Suicide is the second cause of death among youths. Genetics may contribute to suicidal phenotypes and their co-occurrence in other neuropsychiatric and medical conditions. Our study aimed to investigate the association of polygenic risk scores (PRSs) for 24 neuropsychiatric, inflammatory, and cardio-metabolic traits/diseases with suicide attempt (SA) or treatment-worsening/emergent suicidal ideation (TWESI). PRSs were computed based on summary statistics of genome-wide association studies. Regression analyses were performed between PRSs and SA or TWESI in four clinical cohorts. Results were then meta-analyzed across samples, including a total of 688 patients with SA (Neff = 2,258) and 214 with TWESI (Neff = 785). Stratified genetic covariance analyses were performed to investigate functionally cross-phenotype PRS associations. After Bonferroni correction, PRS for major depressive disorder (MDD) was associated with SA (OR = 1.24; 95% CI = 1.11–1.38; p = 1.73 × 10−4). Nominal associations were shown between PRSs for coronary artery disease (CAD) (p = 4.6 × 10−3), loneliness (p = .009), or chronic pain (p = .016) and SA, PRSs for MDD or CAD and TWESI (p = .043 and p = .032, respectively). Genetic covariance between MDD and SA was shown in 86 gene sets related to drugs having antisuicidal effects. A higher genetic liability for MDD may underlie a higher SA risk. Further, but milder, possible modulatory factors are genetic risk for loneliness and CAD.

中文翻译:

神经精神、炎症和心脏代谢特征的多基因风险评分突出了与自杀企图和治疗中出现的自杀意念可能的遗传重叠

自杀是青少年死亡的第二大原因。遗传学可能导致自杀表型及其在其他神经精神疾病和医学疾病中的共同发生。我们的研究旨在调查 24 种神经精神、炎症和心脏代谢特征/疾病的多基因风险评分 (PRS) 与自杀未遂 (SA) 或治疗恶化/紧急自杀意念 (TWESI) 的关系。PRS 是根据全基因组关联研究的汇总统计数据计算的。

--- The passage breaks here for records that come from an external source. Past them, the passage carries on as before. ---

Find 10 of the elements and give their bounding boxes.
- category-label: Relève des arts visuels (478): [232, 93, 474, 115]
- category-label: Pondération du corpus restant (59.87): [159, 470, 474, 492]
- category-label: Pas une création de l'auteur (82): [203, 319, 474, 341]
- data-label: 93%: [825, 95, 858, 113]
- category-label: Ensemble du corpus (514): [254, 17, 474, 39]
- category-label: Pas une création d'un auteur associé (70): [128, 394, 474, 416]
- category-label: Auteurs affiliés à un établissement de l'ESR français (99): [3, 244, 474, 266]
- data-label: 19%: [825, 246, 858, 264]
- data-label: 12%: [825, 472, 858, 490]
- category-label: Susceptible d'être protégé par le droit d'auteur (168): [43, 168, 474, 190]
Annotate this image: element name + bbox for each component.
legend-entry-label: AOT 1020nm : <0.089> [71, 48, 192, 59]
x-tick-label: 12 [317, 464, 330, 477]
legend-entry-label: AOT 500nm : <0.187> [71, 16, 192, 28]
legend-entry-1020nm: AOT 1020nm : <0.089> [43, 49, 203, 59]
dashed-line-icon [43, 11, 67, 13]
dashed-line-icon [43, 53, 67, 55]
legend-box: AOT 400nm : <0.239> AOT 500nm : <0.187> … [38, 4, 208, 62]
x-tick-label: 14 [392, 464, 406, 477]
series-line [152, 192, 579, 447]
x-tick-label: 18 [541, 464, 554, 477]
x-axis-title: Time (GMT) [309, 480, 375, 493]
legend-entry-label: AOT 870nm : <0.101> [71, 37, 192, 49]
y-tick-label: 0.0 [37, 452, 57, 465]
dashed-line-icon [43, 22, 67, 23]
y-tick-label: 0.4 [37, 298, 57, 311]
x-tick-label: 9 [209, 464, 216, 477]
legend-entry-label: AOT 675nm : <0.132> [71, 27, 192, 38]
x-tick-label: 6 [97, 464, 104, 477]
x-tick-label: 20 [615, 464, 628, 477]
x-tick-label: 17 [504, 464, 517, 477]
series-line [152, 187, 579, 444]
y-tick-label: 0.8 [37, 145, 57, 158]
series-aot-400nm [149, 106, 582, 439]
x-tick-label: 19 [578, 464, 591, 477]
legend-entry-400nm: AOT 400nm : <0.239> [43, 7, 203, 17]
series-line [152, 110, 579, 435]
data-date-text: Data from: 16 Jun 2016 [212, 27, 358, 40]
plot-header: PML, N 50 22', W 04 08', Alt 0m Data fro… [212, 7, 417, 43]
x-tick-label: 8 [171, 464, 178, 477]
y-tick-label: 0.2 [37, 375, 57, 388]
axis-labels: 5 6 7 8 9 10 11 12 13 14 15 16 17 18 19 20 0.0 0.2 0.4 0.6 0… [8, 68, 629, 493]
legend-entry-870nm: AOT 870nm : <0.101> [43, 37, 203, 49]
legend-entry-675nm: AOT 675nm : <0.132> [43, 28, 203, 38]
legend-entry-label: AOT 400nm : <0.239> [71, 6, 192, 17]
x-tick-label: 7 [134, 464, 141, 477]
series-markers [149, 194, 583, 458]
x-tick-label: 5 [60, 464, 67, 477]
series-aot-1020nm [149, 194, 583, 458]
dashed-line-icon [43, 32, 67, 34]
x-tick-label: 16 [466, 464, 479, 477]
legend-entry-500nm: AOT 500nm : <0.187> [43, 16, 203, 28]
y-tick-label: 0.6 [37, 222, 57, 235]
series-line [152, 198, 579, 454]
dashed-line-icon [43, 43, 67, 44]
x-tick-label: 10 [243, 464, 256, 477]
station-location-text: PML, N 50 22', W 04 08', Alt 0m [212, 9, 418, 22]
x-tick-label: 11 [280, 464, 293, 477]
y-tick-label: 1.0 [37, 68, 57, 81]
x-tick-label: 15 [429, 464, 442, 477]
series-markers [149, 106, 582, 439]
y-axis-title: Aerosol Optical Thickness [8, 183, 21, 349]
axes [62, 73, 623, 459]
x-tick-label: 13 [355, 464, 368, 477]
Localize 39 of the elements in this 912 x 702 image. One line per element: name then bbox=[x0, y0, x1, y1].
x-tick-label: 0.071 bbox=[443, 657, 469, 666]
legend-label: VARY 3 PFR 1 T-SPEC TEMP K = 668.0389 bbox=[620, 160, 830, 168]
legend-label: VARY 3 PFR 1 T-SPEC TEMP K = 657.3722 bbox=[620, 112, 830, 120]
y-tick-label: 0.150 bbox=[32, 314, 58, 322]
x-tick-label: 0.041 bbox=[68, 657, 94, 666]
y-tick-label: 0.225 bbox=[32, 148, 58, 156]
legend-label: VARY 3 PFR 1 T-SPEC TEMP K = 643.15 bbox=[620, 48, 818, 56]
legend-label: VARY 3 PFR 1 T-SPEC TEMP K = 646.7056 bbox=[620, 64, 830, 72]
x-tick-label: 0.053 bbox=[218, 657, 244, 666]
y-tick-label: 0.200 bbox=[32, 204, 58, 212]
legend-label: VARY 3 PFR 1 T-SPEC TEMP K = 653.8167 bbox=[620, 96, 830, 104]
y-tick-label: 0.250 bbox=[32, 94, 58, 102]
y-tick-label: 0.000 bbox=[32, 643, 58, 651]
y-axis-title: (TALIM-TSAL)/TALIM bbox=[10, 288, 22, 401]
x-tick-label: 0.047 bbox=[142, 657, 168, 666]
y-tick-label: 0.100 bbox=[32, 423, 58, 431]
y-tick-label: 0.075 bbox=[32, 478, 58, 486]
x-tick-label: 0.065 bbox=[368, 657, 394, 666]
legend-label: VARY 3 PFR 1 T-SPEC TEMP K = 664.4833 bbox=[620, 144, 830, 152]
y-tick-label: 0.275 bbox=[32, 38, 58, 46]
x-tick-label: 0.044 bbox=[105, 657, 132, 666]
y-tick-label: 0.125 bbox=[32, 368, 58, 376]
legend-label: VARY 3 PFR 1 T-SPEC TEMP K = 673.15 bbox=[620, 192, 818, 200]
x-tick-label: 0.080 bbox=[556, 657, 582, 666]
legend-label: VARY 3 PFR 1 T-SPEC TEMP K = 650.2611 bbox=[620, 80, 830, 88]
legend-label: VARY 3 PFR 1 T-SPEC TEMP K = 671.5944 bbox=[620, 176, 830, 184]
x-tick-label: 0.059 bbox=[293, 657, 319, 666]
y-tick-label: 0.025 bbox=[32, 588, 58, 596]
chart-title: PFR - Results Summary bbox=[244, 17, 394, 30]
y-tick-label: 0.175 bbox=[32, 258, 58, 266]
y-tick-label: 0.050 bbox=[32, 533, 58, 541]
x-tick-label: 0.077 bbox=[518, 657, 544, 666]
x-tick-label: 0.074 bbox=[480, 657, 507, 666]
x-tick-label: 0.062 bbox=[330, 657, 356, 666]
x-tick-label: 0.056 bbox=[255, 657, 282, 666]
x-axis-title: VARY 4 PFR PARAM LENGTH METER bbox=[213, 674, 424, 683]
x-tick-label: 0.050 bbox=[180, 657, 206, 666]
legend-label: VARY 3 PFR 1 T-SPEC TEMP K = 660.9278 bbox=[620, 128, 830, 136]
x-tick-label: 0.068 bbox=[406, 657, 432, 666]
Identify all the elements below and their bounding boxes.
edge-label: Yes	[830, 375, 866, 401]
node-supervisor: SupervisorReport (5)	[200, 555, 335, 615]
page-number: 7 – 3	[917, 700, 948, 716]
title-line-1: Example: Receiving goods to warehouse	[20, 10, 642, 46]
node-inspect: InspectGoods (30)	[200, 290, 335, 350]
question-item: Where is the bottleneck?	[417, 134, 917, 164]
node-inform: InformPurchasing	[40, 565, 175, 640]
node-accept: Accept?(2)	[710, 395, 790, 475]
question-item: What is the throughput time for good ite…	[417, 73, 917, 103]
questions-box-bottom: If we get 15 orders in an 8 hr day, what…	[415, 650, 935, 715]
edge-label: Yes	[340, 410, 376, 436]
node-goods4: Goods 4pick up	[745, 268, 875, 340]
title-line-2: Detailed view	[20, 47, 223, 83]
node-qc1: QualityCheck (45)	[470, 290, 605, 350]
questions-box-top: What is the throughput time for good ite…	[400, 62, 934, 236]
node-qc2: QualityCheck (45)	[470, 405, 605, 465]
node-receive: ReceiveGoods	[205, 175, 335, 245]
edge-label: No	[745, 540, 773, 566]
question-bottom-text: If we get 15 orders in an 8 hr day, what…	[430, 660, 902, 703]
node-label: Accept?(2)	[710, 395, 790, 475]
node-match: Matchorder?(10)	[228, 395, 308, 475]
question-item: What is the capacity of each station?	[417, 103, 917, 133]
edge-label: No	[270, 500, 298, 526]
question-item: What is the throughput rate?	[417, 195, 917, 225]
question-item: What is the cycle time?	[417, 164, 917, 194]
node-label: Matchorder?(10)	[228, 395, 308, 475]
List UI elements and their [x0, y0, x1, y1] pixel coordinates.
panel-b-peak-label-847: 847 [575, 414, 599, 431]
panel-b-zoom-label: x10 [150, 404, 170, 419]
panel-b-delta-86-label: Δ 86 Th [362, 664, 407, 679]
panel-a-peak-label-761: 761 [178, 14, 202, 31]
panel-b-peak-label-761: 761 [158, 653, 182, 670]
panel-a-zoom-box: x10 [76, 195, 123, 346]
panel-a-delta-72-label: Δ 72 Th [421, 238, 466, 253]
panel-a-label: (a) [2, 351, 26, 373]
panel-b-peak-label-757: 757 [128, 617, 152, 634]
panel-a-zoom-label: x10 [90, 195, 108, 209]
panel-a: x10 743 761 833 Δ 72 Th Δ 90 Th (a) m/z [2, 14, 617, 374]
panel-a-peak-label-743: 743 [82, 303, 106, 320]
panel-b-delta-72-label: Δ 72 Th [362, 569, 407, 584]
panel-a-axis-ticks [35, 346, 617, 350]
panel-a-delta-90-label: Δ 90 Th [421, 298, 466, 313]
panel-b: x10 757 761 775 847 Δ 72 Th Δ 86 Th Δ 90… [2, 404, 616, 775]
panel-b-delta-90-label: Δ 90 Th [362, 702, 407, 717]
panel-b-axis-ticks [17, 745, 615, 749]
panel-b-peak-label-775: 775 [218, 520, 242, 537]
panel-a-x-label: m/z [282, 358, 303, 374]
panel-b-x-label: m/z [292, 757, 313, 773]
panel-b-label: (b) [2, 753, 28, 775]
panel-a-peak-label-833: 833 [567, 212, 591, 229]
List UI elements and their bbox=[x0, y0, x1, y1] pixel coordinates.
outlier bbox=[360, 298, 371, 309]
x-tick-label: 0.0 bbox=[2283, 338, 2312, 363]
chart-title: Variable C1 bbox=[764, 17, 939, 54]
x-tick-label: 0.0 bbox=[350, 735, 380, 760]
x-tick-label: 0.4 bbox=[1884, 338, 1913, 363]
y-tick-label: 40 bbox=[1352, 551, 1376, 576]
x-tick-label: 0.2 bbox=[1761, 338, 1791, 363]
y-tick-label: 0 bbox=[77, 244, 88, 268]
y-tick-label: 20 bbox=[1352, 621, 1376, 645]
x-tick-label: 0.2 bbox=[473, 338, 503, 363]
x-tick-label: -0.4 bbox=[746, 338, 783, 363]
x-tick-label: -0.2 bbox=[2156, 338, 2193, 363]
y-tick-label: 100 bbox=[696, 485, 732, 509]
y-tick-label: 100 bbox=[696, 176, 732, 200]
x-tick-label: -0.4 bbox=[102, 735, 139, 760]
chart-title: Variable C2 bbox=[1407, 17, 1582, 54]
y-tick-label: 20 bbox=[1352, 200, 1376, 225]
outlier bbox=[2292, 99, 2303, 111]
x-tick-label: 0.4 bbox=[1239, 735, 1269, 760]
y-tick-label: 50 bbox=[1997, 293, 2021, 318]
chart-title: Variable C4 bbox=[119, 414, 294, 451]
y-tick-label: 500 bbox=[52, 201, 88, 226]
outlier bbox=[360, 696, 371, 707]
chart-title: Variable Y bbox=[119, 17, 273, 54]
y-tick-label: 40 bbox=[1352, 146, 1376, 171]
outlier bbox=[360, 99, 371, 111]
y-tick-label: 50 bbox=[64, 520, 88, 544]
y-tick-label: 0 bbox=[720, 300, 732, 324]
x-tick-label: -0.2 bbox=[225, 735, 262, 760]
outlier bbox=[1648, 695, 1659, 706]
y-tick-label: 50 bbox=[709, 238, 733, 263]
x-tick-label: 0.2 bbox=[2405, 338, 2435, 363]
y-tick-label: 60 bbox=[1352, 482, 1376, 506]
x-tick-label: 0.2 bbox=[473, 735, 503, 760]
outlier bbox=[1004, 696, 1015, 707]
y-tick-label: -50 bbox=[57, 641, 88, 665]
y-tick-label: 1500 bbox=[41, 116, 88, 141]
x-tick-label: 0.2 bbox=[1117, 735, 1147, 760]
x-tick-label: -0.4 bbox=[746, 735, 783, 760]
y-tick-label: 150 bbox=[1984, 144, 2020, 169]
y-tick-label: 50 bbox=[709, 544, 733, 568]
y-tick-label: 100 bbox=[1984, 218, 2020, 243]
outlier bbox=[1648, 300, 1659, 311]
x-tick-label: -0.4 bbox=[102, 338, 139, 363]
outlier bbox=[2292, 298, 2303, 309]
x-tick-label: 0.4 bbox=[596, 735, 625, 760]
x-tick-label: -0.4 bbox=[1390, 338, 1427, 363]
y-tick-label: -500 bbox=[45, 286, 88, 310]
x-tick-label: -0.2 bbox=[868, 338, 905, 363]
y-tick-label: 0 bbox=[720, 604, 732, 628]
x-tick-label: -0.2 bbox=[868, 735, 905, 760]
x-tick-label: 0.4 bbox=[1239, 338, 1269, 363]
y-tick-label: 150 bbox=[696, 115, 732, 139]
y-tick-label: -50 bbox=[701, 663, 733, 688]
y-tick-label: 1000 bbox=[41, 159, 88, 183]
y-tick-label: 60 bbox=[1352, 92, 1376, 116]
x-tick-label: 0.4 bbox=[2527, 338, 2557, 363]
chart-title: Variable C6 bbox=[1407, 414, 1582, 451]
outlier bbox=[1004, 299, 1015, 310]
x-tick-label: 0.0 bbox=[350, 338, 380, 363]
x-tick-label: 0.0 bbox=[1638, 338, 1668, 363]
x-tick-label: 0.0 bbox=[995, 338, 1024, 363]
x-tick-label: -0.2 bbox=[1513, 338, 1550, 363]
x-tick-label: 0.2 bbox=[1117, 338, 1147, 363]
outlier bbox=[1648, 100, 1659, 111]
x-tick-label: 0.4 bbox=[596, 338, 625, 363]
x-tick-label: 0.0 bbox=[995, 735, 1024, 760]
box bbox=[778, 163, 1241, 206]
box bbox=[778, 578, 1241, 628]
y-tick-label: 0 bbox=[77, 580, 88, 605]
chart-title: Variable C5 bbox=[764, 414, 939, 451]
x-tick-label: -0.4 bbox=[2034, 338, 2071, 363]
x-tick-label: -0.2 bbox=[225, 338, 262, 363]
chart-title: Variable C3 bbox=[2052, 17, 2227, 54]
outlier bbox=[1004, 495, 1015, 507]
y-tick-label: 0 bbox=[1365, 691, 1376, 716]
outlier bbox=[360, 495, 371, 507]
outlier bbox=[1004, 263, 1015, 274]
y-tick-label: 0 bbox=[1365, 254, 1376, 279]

在四个临床队列中,在 PRS 和 SA 或 TWESI 之间进行了回归分析。然后对样本的结果进行荟萃分析,包括总共 688 名 SA 患者 ( N eff  = 2,258) 和 214 名 TWESI ( N eff = 785)。进行分层遗传协方差分析以研究功能上的跨表型 PRS 关联。在 Bonferroni 校正后,重度抑郁症 (MDD) 的 PRS 与 SA 相关(OR = 1.24;95% CI = 1.11–1.38;p  = 1.73 × 10 -4)。冠状动脉疾病 (CAD) ( p  = 4.6 × 10 -3 )、孤独 ( p  = .009) 或慢性疼痛 ( p  = .016) 的 PRS 与 SA、MDD 或 CAD 的 PRS 和 TWESI 之间显示名义关联( p  = .043 和p = .032,分别)。MDD 和 SA 之间的遗传协方差显示在 86 个与具有抗自杀作用的药物相关的基因组中。MDD 较高的遗传风险可能是较高 SA 风险的基础。此外,但更温和的可能调节因素是孤独和 CAD 的遗传风险。